Okla. bridges in bad shape

OKLAHOMA CITY — Despite increases in transportation funding and an aggressive program to improve the state’s roads and bridges, hundreds of Oklahoma bridges are outdated and in poor condition, according to a recent analysis of federal bridge data.

An Associated Press analysis of bridges in the National Bridge Inventory, which are subject to national standards, shows Oklahoma had 414 bridges across the state both structurally deficient and fracture critical. Citing a lag time between federal data and more recent state figures, Oklahoma transportation officials say that number has since been reduced to 348 as a result of increased funding for programs to fix and replace both state and county bridges, but they acknowledge more work needs to be done.
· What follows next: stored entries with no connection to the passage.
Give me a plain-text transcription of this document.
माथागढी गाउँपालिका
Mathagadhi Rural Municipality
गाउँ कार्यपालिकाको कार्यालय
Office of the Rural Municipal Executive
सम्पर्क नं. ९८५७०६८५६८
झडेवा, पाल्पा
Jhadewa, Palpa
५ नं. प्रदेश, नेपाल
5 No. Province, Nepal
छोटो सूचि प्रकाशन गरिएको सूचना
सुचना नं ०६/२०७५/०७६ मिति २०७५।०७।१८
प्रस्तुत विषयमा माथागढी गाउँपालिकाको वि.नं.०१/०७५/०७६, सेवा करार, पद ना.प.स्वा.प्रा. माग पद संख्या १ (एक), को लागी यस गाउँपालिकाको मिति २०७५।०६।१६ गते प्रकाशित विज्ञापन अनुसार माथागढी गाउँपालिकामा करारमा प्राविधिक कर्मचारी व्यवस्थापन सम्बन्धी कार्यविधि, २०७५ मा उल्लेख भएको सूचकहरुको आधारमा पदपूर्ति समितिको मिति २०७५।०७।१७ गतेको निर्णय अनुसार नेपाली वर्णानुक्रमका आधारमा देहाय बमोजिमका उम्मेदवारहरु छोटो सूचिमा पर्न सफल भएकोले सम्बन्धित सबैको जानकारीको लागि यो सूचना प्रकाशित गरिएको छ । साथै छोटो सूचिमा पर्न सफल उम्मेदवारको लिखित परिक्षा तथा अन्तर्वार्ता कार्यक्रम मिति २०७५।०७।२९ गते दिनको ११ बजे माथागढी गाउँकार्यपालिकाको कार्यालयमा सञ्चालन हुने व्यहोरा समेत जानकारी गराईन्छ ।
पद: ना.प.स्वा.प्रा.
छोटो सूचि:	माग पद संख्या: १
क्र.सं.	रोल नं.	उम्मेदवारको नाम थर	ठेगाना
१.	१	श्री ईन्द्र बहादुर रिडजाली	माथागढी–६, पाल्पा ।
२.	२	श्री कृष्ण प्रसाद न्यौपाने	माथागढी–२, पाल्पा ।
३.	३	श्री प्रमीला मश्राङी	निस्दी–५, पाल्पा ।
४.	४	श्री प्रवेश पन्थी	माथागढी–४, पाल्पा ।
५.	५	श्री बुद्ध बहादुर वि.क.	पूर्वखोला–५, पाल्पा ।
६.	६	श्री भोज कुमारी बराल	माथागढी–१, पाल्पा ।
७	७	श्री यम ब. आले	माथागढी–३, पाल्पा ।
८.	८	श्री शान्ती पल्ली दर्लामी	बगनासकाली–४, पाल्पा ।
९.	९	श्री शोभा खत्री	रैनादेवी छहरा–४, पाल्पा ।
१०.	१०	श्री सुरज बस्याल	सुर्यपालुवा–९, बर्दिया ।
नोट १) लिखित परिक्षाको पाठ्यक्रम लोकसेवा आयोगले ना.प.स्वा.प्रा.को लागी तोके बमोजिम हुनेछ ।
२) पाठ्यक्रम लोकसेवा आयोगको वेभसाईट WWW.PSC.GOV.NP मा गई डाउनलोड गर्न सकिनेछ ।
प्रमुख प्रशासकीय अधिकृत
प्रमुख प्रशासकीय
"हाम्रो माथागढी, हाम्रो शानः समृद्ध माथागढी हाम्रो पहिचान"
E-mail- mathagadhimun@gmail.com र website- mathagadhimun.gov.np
“A lot of people don’t realize that we have more bridges than a lot of other states,” said Terry Angier, a spokeswoman for the Oklahoma Department of Transportation, who noted Oklahoma has more than 23,000 bridges statewide. “Then you combine that with 40 years of underfunding the transportation system in Oklahoma.

“But we’ve been very aggressive talking about this for the last 10 years ... putting more money into the program.”

The Associated Press analyzed data involving 607,380 bridges in the National Bridge Inventory. On a national basis, there are 65,605 structurally deficient bridges and 20,808 fracture critical bridges, according to the most recently available federal government data.

A bridge is deemed “fracture critical” when it does not have redundant protections and is at risk of collapse if a single, vital component fails. A bridge is “structurally deficient” when it is in need of rehabilitation or replacement because at least one major component of the span has advanced deterioration or other problems that lead inspectors to deem its condition “poor” or worse.

Some 7,795 bridges nationwide fall into both categories — a combination of red flags that experts say is particularly problematic.